Friday, February 12, 2010

Matter and Memory - Henry Bergson part3

IV.

But this theory of "pure perception" had to be both qualified and completed in regard to two points. For the so-called "pure" perception, which is like a fragment of reality, detached just as it is, would belong to a being unable to mingle with the perception of other bodies that of its own body, that is to say, its affections; nor would it be able to mingle with its intuition of the actual moment that of other moments, that is to say, its memory. In other words, we have, to begin with, and for the convenience of study, treated the living body as a mathematical point in space and conscious perception as a mathematical instant in time. We then had to restore to the body its extensity and to perception its duration. By this we restored to consciousness its two subjective elements, affectivity and memory.
What is an affection? Our perception, we said, indicates the possible action of our body on others. But our body, being extended, is capable of acting upon itself as well as upon other bodies. Into our perception, then, something of our body must enter.

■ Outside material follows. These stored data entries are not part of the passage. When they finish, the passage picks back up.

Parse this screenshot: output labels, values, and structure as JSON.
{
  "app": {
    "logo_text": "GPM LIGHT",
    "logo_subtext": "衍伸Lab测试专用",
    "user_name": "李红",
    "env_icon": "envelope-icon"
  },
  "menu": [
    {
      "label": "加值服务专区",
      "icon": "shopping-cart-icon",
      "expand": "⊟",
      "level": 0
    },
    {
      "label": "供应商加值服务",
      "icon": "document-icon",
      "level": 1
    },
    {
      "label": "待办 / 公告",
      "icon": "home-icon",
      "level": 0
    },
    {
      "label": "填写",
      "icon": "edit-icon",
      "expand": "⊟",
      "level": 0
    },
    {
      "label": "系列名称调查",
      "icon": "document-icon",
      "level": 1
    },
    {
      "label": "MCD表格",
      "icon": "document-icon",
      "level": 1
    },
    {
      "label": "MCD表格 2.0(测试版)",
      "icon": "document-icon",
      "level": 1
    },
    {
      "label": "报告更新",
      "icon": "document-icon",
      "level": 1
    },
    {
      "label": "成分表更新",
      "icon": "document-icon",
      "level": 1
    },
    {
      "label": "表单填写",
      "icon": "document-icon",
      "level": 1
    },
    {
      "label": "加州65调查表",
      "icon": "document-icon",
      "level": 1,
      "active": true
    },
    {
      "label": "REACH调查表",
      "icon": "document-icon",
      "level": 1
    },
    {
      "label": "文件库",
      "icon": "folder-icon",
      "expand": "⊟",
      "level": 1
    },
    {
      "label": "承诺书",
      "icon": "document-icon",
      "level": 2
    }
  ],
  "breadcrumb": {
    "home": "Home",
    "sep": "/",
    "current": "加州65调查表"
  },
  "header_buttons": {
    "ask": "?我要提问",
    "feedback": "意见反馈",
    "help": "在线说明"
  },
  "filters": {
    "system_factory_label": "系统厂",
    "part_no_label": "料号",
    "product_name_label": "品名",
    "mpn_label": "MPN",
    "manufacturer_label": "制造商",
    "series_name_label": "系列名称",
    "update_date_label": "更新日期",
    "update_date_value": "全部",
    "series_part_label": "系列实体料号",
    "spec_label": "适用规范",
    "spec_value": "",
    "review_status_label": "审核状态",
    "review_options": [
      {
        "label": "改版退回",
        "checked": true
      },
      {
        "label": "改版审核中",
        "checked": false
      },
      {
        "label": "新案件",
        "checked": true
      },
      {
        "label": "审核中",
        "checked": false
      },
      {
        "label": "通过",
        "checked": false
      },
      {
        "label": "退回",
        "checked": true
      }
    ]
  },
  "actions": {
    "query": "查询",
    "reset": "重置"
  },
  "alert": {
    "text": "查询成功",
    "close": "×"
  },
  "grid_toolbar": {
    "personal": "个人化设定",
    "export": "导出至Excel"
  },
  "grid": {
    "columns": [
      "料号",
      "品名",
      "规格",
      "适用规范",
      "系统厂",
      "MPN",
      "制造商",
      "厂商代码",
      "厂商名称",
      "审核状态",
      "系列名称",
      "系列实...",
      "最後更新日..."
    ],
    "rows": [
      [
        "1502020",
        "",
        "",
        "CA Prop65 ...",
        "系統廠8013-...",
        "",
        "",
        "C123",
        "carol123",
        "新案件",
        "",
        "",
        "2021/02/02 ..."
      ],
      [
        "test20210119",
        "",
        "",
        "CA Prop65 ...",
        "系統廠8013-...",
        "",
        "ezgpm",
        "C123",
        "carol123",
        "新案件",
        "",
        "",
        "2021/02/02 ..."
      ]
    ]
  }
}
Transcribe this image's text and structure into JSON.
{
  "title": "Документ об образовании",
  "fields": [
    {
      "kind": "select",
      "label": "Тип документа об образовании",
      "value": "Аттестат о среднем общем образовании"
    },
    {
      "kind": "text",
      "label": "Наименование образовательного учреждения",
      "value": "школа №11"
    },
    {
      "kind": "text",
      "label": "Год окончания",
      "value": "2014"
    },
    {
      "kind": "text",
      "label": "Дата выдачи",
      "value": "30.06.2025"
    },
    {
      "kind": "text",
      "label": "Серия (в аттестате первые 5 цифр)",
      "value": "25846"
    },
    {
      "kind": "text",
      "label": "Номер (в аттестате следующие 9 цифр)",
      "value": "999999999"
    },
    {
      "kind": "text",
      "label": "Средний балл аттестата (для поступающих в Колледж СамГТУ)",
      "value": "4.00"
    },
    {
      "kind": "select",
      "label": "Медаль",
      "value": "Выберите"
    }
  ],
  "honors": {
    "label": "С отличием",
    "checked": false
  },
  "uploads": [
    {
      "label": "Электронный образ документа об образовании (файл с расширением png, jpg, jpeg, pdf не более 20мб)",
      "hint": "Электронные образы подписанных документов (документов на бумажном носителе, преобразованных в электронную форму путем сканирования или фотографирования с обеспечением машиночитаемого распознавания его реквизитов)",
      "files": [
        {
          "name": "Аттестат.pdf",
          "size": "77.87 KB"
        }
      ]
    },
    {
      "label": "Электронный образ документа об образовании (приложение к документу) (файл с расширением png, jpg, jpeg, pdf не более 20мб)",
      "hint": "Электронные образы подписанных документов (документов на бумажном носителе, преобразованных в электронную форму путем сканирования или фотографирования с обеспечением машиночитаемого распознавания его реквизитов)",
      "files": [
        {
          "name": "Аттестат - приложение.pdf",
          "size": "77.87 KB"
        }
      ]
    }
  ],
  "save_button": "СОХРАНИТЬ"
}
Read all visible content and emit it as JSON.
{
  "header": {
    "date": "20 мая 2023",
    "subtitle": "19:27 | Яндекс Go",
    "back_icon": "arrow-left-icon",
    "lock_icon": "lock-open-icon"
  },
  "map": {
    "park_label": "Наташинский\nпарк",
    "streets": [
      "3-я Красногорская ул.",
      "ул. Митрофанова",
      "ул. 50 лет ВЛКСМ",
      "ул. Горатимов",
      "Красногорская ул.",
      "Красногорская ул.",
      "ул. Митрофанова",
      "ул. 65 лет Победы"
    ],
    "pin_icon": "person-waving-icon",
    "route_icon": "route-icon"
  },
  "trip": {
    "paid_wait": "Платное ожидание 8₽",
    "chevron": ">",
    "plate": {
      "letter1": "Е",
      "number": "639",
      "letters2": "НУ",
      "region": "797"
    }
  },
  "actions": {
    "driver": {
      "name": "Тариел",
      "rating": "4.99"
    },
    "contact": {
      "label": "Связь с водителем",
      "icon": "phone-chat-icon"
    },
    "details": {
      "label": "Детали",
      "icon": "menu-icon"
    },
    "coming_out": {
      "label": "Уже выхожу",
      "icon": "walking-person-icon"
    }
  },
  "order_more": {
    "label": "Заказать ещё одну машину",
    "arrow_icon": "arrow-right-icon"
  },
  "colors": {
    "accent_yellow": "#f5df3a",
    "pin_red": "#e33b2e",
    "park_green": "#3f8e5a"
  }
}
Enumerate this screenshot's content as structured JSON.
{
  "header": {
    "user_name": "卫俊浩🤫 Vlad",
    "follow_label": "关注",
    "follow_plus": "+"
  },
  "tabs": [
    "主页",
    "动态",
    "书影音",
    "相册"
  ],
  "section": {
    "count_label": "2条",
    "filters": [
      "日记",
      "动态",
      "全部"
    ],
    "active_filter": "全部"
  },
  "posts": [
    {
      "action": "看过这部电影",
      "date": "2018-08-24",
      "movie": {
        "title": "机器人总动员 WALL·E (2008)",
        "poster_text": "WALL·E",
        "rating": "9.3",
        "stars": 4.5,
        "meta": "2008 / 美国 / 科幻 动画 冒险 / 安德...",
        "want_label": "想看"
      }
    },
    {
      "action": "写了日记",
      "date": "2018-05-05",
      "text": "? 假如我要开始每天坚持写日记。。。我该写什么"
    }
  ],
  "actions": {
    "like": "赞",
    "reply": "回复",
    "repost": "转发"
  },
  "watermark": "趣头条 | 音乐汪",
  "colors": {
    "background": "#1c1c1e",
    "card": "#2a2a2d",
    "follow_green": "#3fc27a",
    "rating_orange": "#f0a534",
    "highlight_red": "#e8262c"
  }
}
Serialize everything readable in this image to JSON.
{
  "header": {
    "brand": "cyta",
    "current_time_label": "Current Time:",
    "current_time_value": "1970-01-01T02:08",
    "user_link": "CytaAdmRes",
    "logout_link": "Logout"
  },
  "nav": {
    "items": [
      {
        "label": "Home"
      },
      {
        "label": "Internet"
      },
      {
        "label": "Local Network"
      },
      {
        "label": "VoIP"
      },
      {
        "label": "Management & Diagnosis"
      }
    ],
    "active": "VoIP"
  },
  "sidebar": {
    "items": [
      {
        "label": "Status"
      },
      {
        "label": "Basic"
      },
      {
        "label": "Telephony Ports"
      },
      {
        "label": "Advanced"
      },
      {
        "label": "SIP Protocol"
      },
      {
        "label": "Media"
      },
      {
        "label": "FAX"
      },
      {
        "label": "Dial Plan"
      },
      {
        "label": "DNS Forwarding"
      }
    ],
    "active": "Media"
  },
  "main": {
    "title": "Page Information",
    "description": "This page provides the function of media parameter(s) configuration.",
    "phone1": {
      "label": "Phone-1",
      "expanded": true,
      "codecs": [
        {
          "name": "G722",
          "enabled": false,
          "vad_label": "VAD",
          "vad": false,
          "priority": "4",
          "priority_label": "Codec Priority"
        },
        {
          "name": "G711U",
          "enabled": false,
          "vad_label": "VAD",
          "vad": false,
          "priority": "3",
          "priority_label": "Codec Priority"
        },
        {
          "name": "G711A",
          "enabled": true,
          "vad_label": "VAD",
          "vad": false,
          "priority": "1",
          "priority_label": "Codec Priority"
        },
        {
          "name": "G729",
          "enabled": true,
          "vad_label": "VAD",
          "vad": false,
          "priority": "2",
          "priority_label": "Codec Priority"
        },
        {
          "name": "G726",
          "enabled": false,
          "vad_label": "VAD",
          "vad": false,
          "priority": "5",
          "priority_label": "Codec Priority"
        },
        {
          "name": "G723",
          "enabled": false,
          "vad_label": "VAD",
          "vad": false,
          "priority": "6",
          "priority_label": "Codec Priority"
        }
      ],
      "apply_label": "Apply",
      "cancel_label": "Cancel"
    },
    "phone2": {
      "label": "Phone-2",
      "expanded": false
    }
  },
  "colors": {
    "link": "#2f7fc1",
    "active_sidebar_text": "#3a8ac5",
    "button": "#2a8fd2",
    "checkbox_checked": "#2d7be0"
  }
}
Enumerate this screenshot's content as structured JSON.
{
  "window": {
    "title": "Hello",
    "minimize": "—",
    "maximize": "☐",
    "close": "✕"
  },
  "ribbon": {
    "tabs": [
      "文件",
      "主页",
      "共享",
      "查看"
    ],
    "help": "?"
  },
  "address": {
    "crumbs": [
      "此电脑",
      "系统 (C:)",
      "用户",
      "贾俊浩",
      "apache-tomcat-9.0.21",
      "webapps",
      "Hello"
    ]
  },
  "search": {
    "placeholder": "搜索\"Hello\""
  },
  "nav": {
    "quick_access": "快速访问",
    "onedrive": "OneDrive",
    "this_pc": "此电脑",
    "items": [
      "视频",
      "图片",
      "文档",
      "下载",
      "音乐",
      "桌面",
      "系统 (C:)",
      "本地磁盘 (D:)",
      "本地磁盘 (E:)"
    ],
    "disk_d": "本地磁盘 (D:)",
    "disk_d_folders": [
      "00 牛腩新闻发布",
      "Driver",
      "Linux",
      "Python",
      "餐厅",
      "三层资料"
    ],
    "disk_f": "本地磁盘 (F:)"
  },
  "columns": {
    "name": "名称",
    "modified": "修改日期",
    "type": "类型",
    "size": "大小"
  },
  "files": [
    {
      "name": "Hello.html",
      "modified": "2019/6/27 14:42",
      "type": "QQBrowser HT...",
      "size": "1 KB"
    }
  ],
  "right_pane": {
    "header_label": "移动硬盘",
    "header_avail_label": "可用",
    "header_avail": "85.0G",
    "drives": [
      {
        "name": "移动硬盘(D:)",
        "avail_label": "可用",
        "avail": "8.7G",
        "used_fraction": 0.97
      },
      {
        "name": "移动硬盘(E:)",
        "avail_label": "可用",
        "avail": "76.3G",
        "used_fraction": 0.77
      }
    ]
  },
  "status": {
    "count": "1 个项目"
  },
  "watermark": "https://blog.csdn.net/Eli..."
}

When we are dealing with external bodies, these are, by hypothesis, separated from ours by a space, greater or lesser, which measures the remoteness in time of their promise or of their menace: this is why our perception of these bodies indicates only possible actions. But the more the distance diminishes between these bodies and our own, the more the possible action tneds to transform itself into a real action, the call for action becoming more urgent in the measure and proportion that the distance diminishes. And when this distance is nil, that is to say, when the body to be perceived is our own body, it is a real and no longer a virtual action that our perception sketches out. Such is, precisely, the nature of pain, an actual effort of the damaged part to set things to rights, an effort that is local, isolated, and thereby condemned to failure, in an organism which can no longer act except as a whole. Pain is, therefore, in the place where it is felt, as the object is at the place where it is perceived. Between the affection felt and the image percieved there is this difference, that the affection is within our body, the image outside our body. And that is why the surface of our body, the common limit of this and of other bodies, is given to us in the form both of sensations and of an image.
In this interiority of affective sensation consists its subjectivity; in that exteriority of images in general, their objectivity. But here again we encounter the ever-recurring mistake with which we have been confronted througout this work. It is supposed that perception and sensation exist for their own sake; the philosopher ascribes to them an entirely speculative function; and, as he has overlooked those real and virtual actions with which sensation and perception are bound up and by which, according as the action is virtual or real, perception and sensation are characterized and distinguished, he becomes unable to find any other difference between them than a difference of degree. Then, profiting by the fact that affective sensation is but vaguely localizde (because of the effort it involves in an indistinct effort) at once he declares it to be unextended, and these attenuated affections or unextended sensations he sets up as the material with which we are supposed to build up images in space. Thereby he condemns himself to an impossibility of explaining either whence arise the elements of consciousness, or sensations, which he sets up as so many absolutes, or how, unextended, they find their way to space and are coordinated there, or why, in it, they adopt a particular order rather than any other, or finally, how they manage to make up an experience which is regular and common to all men. This experience, the necessary field of our activity, is, on the contrary, what we should start from. Pure perceptions, therfore, or images, are what we should posit at the outset. And sensations, far from being the materials from which the image is wrought, will then appear as the impurity which is introduced into it, being that part of our own body which we project inot all others.

V.

But, as long as we confine ourselves to sensation and to pure perception, we can hardly be said to be dealing with the spirit. No doubt we demonstrate, in opposition to the theory of an epiphenomenal consciousness, that no cerebral state is the equivalent of a perception. No doubt the choice of perceptions from among images in general is the effect of a discernment which foreshadows spirit. No doubt also the material universe itself, defined as the totality of images, is a kind of consciousness, a consciousness in which everything compensates and neutralizes everything else, a consciousness of which all the potential parts, balancing each other by a reaction which is always equal to the action, reciptocally hinder each other from standing out. But to touch the reality of spirit we must place ourselves at the point where an individual consciousness, continuing and retaining the past in a present enriched by it, thus escapes the law of necessity, the law which ordains that the past shall ever follow itself in a present which merely repeats it in another form and that all things shall ever be flowing away. When we pass from pure perception to memory, we definitely abandon matter for spirit.